[LLVMdev] LLVM and managed languages
viridia at gmail.com
Tue Jul 5 11:35:59 PDT 2011
On Sun, Jul 3, 2011 at 9:07 AM, Chris Lattner <clattner at apple.com> wrote:
> Hi Talin,
> Interesting post,
> On Jul 1, 2011, at 11:05 AM, Talin wrote:
> *Garbage collection is still way too difficult*. The biggest problem is
> the inability to track SSA values - it requires the
> *Light-weight coroutines* would be a "nice to have", as would better *concurrency
> primitives*. These are things I could
> Tackling the "still way too difficult" and "should be more batteries
> included" aspects of your post, I think that there is a lot of room for an
> LLVM subproject that provides a "language implementors toolbox" in the form
> of some really well documented and standardized runtime libraries that
> provide GC, synchronization, etc capabilities. Having them available and
> reusable (and sub-settable!) would allow code sharing across a wide range of
> different llvm language implementation.

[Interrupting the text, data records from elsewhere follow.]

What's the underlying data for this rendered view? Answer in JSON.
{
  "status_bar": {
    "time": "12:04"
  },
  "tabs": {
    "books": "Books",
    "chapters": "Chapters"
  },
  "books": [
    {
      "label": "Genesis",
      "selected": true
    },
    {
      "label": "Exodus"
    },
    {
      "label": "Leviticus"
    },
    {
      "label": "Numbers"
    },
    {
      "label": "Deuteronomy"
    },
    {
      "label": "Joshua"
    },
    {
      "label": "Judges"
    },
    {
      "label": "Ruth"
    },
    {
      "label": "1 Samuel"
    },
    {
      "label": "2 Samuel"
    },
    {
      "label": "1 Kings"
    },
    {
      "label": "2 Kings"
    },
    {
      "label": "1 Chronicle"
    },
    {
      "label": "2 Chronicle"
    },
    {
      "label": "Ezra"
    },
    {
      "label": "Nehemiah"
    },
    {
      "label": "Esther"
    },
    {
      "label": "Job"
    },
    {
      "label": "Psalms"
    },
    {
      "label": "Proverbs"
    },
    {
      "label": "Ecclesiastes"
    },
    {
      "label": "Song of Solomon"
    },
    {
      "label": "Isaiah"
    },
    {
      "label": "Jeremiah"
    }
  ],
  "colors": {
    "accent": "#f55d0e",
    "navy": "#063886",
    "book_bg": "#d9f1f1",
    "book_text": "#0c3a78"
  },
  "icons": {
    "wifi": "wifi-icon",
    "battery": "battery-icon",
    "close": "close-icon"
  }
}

> A few additional thoughts: The language implementer's library that you
propose would include a whole bunch of stuff that I didn't mention in the
original post because it's stuff that I already have, but which might be
useful to other language implementers. Some examples:
- DWARF exception table decoding functions, useful for writing
- Other functions for accessing DWARF data at runtime - useful for
generating stack dumps.
- Aligned memory allocators. It's useful for some garbage collection
algorithms to be able to allocate heap blocks that are aligned on a large
power-of-two boundary (like 64K boundary) so that you can quickly determine
which memory pool an address belongs to by looking at the upper bits of the
address. (Mainly this would just be a standardized interface around the
platform's C library functions that do this, such as posix_memalign.)
- An efficient map class for mapping function return addresses to a
pointer. This map would be initialized on program start from a table of
tuples and would be immutable after that. One use of this is finding the
stack map for a given function return address.
- Integer/float parsing and printing functions for building your
language's equivalent of 'printf'.
- Helper functions for finding and running static constructors.
- Getting and setting thread-local data in a way that uses the __thread
attribute if available, and pthreads if not. (I notice that
pthread_getspecific is extremely efficient on OS X.)
- Low-level debugging support.
One requirement is that all of these functions should be written in such as
way as to not require the C++ runtime libraries, only C libs.
These are the capabilities that the JVM provides languages implemented on
> top of it, and are clearly useful. Of course the power of LLVM is that it
> doesn't force you to use a *particular* set of synch primitives, a
> particular memory management scheme, etc. However, that doesn't mean that
> we can't provide a toolbox of parts to choose from, just like we provide a
> standard optimization sequence which clients can choose to use or not.